#  >  > Travellers Tales in Thailand and Asia >  >  > Malaysia Forum >  >  Genuine Sri Lankan restaurant

## Happy Dave

I will be in KL for a couple of days staying at the Swiss Garden Hotel. Does anyone know of a good Sri Lankan restaurant  in the city.

----------


## nidhogg

> I will be in KL for a couple of days staying at the Swiss Garden Hotel. Does anyone know of a good Sri Lankan restaurant  in the city.


type: KL restaurant "sri lankan" into google.  You will get several hits.

----------


## Happy Dave

> Originally Posted by Happy Dave
> 
> 
> I will be in KL for a couple of days staying at the Swiss Garden Hotel. Does anyone know of a good Sri Lankan restaurant  in the city.
> 
> 
> type: KL restaurant "sri lankan" into google.  You will get several hits.


Thanks mate , i have done this , but due to some 'not so good' reviews, i was wondering if anybody could recommend one, thought maybe a resident ex-pat stc.

----------


## Cold Pizza

> I will be in KL for a couple of days staying at the Swiss Garden Hotel. Does anyone know of a good Sri Lankan restaurant  in the city.


I don't but someone here on the board probably will.


We could wait for....Panama Hat to tell us.

 :rofl:  :rofl:  :rofl:

----------


## Happy Dave

> Originally Posted by Happy Dave
> 
> 
> I will be in KL for a couple of days staying at the Swiss Garden Hotel. Does anyone know of a good Sri Lankan restaurant  in the city.
> 
> 
> I don't but someone here on the board probably will.
> 
> 
> We could wait for....Panama Hat to tell us.

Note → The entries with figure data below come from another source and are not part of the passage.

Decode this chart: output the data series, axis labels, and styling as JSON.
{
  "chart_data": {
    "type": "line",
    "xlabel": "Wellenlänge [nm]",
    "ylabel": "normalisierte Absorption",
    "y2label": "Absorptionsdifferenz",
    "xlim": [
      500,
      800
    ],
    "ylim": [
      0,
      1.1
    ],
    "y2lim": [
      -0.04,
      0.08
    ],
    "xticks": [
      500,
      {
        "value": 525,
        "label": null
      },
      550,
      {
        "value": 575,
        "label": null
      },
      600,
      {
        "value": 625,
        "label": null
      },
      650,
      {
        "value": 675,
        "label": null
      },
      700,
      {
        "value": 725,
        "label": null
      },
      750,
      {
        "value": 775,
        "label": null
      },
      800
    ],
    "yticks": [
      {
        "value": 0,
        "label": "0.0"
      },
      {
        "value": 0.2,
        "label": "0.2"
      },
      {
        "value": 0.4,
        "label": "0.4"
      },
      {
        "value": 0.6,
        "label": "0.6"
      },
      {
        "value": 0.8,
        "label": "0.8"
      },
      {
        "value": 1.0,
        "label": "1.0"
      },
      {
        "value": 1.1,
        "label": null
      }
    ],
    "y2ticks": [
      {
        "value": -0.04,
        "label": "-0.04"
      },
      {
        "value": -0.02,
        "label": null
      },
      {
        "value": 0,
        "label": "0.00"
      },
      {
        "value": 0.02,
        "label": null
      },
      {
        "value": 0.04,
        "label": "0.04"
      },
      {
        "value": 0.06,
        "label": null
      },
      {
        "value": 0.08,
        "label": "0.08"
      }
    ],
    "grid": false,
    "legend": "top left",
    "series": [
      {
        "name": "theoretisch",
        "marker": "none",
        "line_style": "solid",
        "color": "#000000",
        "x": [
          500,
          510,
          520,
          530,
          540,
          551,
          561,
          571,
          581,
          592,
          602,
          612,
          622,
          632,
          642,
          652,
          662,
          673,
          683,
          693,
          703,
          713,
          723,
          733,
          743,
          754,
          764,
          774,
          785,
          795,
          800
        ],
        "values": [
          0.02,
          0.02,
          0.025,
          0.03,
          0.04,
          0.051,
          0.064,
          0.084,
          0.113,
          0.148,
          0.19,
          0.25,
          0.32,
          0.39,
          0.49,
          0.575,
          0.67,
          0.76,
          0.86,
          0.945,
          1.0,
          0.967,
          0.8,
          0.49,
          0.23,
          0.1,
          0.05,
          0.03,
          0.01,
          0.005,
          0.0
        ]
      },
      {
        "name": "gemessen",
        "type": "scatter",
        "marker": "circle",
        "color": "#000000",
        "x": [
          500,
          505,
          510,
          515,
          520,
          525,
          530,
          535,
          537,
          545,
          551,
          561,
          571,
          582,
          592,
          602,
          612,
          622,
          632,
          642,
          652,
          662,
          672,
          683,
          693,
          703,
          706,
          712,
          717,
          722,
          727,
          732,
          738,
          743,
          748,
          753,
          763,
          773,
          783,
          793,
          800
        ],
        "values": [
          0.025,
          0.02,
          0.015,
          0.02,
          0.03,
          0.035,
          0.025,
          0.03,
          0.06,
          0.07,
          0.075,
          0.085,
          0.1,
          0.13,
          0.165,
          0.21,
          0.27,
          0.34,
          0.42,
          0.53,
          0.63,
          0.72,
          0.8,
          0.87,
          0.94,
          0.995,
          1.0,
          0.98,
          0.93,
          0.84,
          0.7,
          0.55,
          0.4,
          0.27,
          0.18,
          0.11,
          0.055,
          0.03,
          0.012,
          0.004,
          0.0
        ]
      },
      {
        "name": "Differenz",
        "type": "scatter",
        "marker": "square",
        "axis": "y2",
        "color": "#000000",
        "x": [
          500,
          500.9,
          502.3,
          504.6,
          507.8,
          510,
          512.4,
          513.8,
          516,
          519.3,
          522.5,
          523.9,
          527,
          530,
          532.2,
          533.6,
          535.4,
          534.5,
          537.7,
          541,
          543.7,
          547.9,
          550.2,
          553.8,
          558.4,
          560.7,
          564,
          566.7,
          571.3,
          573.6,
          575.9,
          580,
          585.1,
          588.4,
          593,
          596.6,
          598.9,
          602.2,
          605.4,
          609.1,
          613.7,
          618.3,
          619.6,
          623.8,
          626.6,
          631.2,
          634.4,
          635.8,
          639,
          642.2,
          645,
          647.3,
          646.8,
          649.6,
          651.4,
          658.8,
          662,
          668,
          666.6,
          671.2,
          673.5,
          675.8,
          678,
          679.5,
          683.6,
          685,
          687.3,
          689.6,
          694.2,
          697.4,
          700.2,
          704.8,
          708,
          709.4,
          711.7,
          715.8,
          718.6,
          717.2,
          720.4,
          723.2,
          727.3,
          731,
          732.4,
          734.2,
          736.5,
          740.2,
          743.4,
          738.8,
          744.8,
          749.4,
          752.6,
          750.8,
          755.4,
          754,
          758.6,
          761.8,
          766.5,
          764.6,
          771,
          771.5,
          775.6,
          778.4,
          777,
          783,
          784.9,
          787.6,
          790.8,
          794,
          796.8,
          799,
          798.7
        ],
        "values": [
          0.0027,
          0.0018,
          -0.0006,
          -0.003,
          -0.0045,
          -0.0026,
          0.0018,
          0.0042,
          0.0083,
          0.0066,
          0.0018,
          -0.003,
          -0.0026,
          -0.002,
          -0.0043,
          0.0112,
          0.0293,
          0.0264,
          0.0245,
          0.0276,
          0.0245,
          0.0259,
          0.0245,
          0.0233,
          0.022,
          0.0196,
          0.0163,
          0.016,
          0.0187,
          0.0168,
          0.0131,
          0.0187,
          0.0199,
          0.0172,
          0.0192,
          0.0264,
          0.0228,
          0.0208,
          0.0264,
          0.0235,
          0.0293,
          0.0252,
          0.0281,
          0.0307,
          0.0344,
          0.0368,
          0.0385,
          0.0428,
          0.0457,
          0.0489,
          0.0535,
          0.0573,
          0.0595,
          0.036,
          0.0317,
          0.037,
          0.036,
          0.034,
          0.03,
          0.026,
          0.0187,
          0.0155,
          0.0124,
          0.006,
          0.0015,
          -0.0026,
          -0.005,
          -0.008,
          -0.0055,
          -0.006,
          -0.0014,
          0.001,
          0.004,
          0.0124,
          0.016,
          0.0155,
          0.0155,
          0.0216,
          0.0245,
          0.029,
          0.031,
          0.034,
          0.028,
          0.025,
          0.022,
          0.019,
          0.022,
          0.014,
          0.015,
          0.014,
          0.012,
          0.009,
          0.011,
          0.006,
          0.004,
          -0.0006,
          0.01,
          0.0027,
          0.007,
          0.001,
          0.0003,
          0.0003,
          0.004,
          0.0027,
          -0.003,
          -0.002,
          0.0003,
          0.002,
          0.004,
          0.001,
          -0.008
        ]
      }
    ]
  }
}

Just have to keep my eyes open here. I have until 15th July., so no rush !  Thanks.
Thing is, i lived in Sri Lanka for 3 years and miss their curry, its different to Indian.

----------


## hallelujah

> Originally Posted by Cold Pizza
> 
> 
> 
> 
> 
> 
> 
>  Originally Posted by Happy Dave
> ...


Restoran Yarl in Bickfields, which I've been to, or A Li Yaa in Damansara, which I haven't.

I know you're looking for Sri Lankan, but if you have time on your hands, take a taxi to Air Panas 
and get a banana leaf from the Indian stall opposite the girl's school. They only do them on Fridays, 
but they're the best in KL for me.

----------